16. ''Wojaczek'', czyli poeta, którego nie było
Reżyseria: Lech Majewski
Wojaczek był poetą wybitnym, choć wybitność towarzyszy w tym przypadku i jakości wierszy, i oddziaływaniu poety na pokolenie, które już się, niestety, lekko zestarzało. Natchniony Rafał W. z Poznania był kimś w rodzaju idola, którego kult rozrósł się dopiero po śmiertelnym przedawkowaniu antydepresantów w 1971 roku.
A Lech Majewski, artysta nieprzeciętny, zrobił film-wiersz. Przepięknie opakowany obrazek od pierwszej sekundy utopiony w czerni i bieli, w brudzie zatęchłych kamienic, w kilku kieliszkach wódki, z niebanalnymi słowami o śmierci, kobiecości, chorobie, samotności i lęku w tle. Nie każdy polubi tego typu filmowe dziwadło, tak samo jak nie każdy lubi poezję.

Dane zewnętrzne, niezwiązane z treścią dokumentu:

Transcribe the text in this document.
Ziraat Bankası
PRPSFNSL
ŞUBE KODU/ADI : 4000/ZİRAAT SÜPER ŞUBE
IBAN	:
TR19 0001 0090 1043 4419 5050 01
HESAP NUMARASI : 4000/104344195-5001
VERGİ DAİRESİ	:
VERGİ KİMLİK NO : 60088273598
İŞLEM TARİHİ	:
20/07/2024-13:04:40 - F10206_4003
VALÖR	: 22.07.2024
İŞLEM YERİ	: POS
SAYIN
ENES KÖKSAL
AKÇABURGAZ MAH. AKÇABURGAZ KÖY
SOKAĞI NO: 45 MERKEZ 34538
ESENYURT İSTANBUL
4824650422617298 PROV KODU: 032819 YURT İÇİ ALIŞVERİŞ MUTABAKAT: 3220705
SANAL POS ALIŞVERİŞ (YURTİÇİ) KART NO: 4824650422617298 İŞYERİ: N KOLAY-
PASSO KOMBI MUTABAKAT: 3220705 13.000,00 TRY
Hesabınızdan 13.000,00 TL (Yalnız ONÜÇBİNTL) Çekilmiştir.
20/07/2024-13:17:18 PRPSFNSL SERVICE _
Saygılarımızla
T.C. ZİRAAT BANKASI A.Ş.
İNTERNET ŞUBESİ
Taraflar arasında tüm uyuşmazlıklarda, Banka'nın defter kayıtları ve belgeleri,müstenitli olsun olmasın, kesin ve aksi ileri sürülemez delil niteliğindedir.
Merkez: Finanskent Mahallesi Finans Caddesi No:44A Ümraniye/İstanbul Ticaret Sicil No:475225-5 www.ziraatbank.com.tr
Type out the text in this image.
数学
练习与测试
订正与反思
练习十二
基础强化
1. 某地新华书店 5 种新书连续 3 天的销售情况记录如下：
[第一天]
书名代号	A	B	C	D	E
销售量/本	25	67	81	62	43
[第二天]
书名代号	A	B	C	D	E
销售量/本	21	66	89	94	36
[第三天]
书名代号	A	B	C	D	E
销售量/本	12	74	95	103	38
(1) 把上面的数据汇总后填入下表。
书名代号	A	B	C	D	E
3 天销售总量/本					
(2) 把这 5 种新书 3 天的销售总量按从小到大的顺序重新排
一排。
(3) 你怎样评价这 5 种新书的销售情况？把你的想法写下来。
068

"Wojaczek" jest więc przeznaczony dla mniejszej mniejszości, choć hermetyczność i treści, i obrazu w tym przypadku nie ma nic wspólnego z bełkotliwą inscenizacją. Świetna reżyseria Majewskiego, świetna rola Krzysztofa Siwczyka i bardzo oryginalny, jak na nasze warunki, film.